Die Schwanenfrau als Stammmutter der Schamanen

Überliefert aus Burjaten, Sibirien

Auszug aus dem Buch von Nana Nauwald:
„Der Flug des Schamanen“ – Schamanische Märchen

Weit im Osten, im Land der Chorin-Burjaten, lebte einst ein junger Mann namens Tangkalshing. Eines Tages hörte Tangkalshing das Schlagen großer Vogelflügel über seinem Wohnplatz und sah fünf Schwäne fliegen, die sich auf dem naheliegendem See niederliesen. Erst dachte er: das sind Zugvögel, die wollen nach Norden fliegen. Dann wurde er aber neugierig und beschloss, sich diese großen Vögel von Nahem anzusehen. Er ging zum See und schlich sich von den Vögeln unbemerkt ans Ufer und versteckte sich hinter einem Gebüsch.
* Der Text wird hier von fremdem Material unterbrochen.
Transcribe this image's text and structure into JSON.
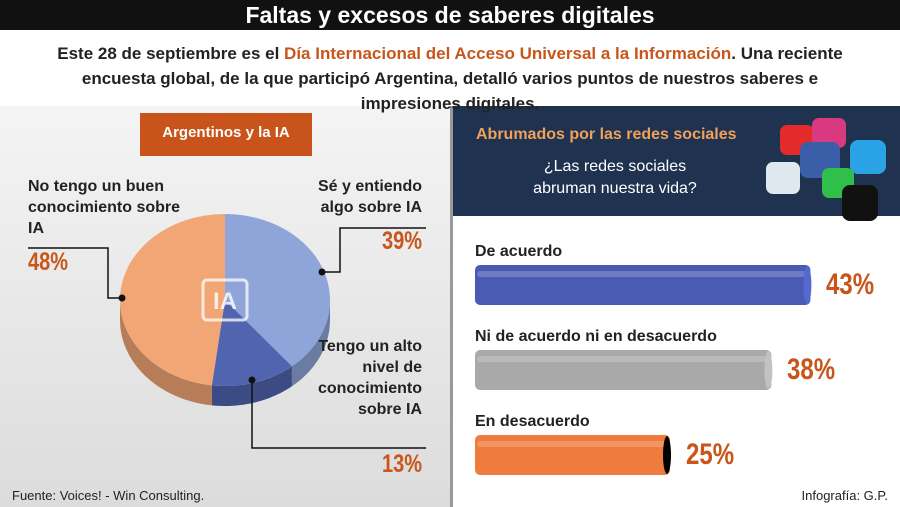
{
  "title": "Faltas y excesos de saberes digitales",
  "intro": [
    "Este 28 de septiembre es el ",
    "Día Internacional del Acceso Universal a la Información",
    ". Una reciente encuesta global, de la que participó Argentina, detalló varios puntos de nuestros saberes e impresiones digitales."
  ],
  "source": "Fuente: Voices! - Win Consulting.",
  "credit": "Infografía: G.P.",
  "chart_data": [
    {
      "type": "pie",
      "title": "Argentinos y la IA",
      "icon_text": "IA",
      "categories": [
        "Sé y entiendo algo sobre IA",
        "Tengo un alto nivel de conocimiento sobre IA",
        "No tengo un buen conocimiento sobre IA"
      ],
      "values": [
        39,
        13,
        48
      ],
      "value_labels": [
        "39%",
        "13%",
        "48%"
      ],
      "colors": [
        "#8fa5d9",
        "#5064b0",
        "#f2a675"
      ]
    },
    {
      "type": "bar",
      "title": "Abrumados por las redes sociales",
      "subtitle": "¿Las redes sociales abruman nuestra vida?",
      "categories": [
        "De acuerdo",
        "Ni de acuerdo ni en desacuerdo",
        "En desacuerdo"
      ],
      "values": [
        43,
        38,
        25
      ],
      "value_labels": [
        "43%",
        "38%",
        "25%"
      ],
      "colors": [
        "#4a5bb3",
        "#a9a9a9",
        "#ef7b3e"
      ]
    }
  ]
}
Da sah Tangkalshing, daß es keine Zugvögel waren sondern fünf wunderschöne Mädchen, die zum Baden ihre Schwanenkleider abgelegt hatten. Er wartete auf einen günstigen Moment, ergriff sich eines der blütenweissen Federgewänder und versteckte sich wieder hinter dem Strauch.
Nachdem die Mädchen ihr Bad beendet hatten, zog jede am Ufer ihr Kleid an und ward sogleich wieder ein Schwan. Nur ein Mädchen war ohne Kleid und suchte verzweifelt danach. Sie konnte es nirgends finden und begann bitterlich zu weinen. Sie rief unter Tränen:“Derjenige, der mir mein Kleid weggenommen hat, der gebe es mir zurück.“ Denn ohne ihr blütenweisses Schwanenkleid konnte sie nicht fliegen. Die vier anderen Schwanenmädchen drängten zum Aufbruch und flogen davon. Nur das fünfte Schwanenmädchen blieb nackt am Ufer zurück.
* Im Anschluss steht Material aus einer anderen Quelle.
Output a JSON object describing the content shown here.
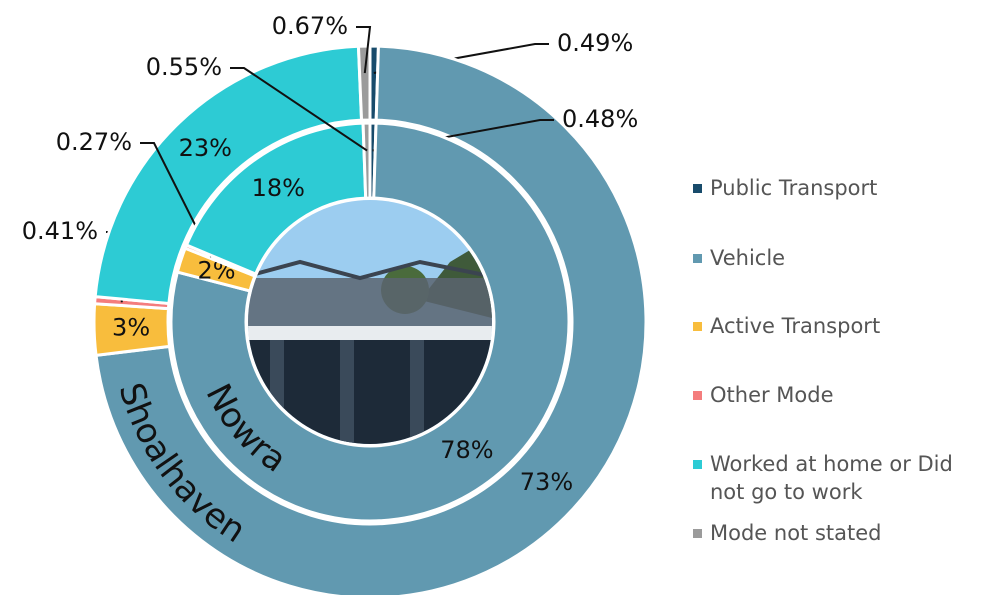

Da rief das Schwanenmädchen wieder:“ Derjenige, der mir mein Kleid weggenommen hat, der gebe es mir zurück. Er mag sich von mir erbitten, was es auch sei, ich werde es ihm geben.“
Da kam Tangkalshing hinter dem Gebüsch hervor und sagte, er sei derjenige, der ihr Kleid entwendet habe. Er brachte ihr die Unterkleidung, aber nicht das weisse Flügelkleid. Dann schlug er ihr vor: „Werde meine Frau.“ In ihrer Not war sie damit schließlich einverstanden und folgte Tangkalshing zu seinem Wohnplatz. Er verwahrte den Schwanenrock in einem Kasten aus Eisen und verschloß ihn.
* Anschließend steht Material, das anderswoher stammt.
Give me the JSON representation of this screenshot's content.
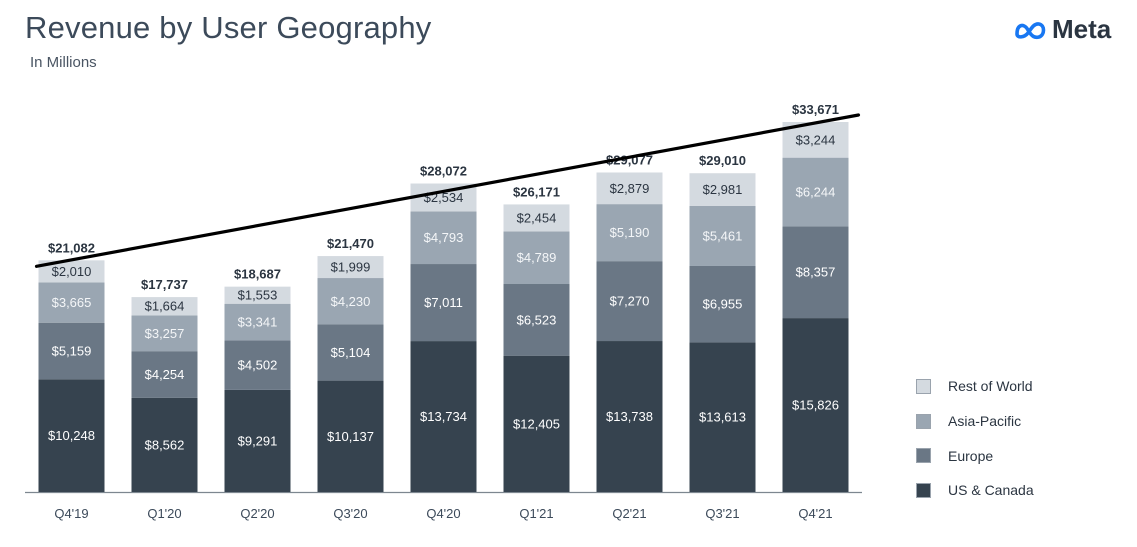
{
  "header": {
    "title": "Revenue by User Geography",
    "subtitle": "In Millions",
    "brand": "Meta"
  },
  "chart_data": {
    "type": "bar",
    "stacked": true,
    "categories": [
      "Q4'19",
      "Q1'20",
      "Q2'20",
      "Q3'20",
      "Q4'20",
      "Q1'21",
      "Q2'21",
      "Q3'21",
      "Q4'21"
    ],
    "series": [
      {
        "name": "US & Canada",
        "color": "#36434f",
        "values": [
          10248,
          8562,
          9291,
          10137,
          13734,
          12405,
          13738,
          13613,
          15826
        ]
      },
      {
        "name": "Europe",
        "color": "#6a7785",
        "values": [
          5159,
          4254,
          4502,
          5104,
          7011,
          6523,
          7270,
          6955,
          8357
        ]
      },
      {
        "name": "Asia-Pacific",
        "color": "#9aa6b2",
        "values": [
          3665,
          3257,
          3341,
          4230,
          4793,
          4789,
          5190,
          5461,
          6244
        ]
      },
      {
        "name": "Rest of World",
        "color": "#d4dae0",
        "values": [
          2010,
          1664,
          1553,
          1999,
          2534,
          2454,
          2879,
          2981,
          3244
        ]
      }
    ],
    "value_labels": [
      [
        "$10,248",
        "$8,562",
        "$9,291",
        "$10,137",
        "$13,734",
        "$12,405",
        "$13,738",
        "$13,613",
        "$15,826"
      ],
      [
        "$5,159",
        "$4,254",
        "$4,502",
        "$5,104",
        "$7,011",
        "$6,523",
        "$7,270",
        "$6,955",
        "$8,357"
      ],
      [
        "$3,665",
        "$3,257",
        "$3,341",
        "$4,230",
        "$4,793",
        "$4,789",
        "$5,190",
        "$5,461",
        "$6,244"
      ],
      [
        "$2,010",
        "$1,664",
        "$1,553",
        "$1,999",
        "$2,534",
        "$2,454",
        "$2,879",
        "$2,981",
        "$3,244"
      ]
    ],
    "totals": [
      21082,
      17737,
      18687,
      21470,
      28072,
      26171,
      29077,
      29010,
      33671
    ],
    "total_labels": [
      "$21,082",
      "$17,737",
      "$18,687",
      "$21,470",
      "$28,072",
      "$26,171",
      "$29,077",
      "$29,010",
      "$33,671"
    ],
    "ylim": [
      0,
      33671
    ],
    "trend_line": true,
    "grid": false,
    "legend_position": "right",
    "legend_order": [
      "Rest of World",
      "Asia-Pacific",
      "Europe",
      "US & Canada"
    ]
  }
}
Sie war ihrem Mann eine gute Frau und gebar fünf Söhne und fünf Töchter. Sie war nicht nur eine gute Frau und sie war auch eine kluge Frau. Eines Tages sagte die Schwanenfrau zu ihrem Mann:“ Mann, so lange Zeit bin ich schon deine Frau, so viele Kinder habe ich dir geboren. Komm, mach Milchbranntwein, darauf wollen wir trinken.“ Der Mann bereitete den Milchbranntwein zu und sie begannen zu trinken. Da sagte die Frau zu Tangkalshing: „Wieviele Jahre wir zusammengelebt haben, so viele Kinder haben wir. Nun kannst du mir ruhig einmal wieder meinen Schwanenrock zeigen, den du mir damals fortgenommen hast, denn jetzt fliege ich nicht mehr weg.“
Tangkalshing hatte schon viel Tarassun getrunken, ging zu der Eisenkiste, öffnete sie und gab ihr das Federkleid.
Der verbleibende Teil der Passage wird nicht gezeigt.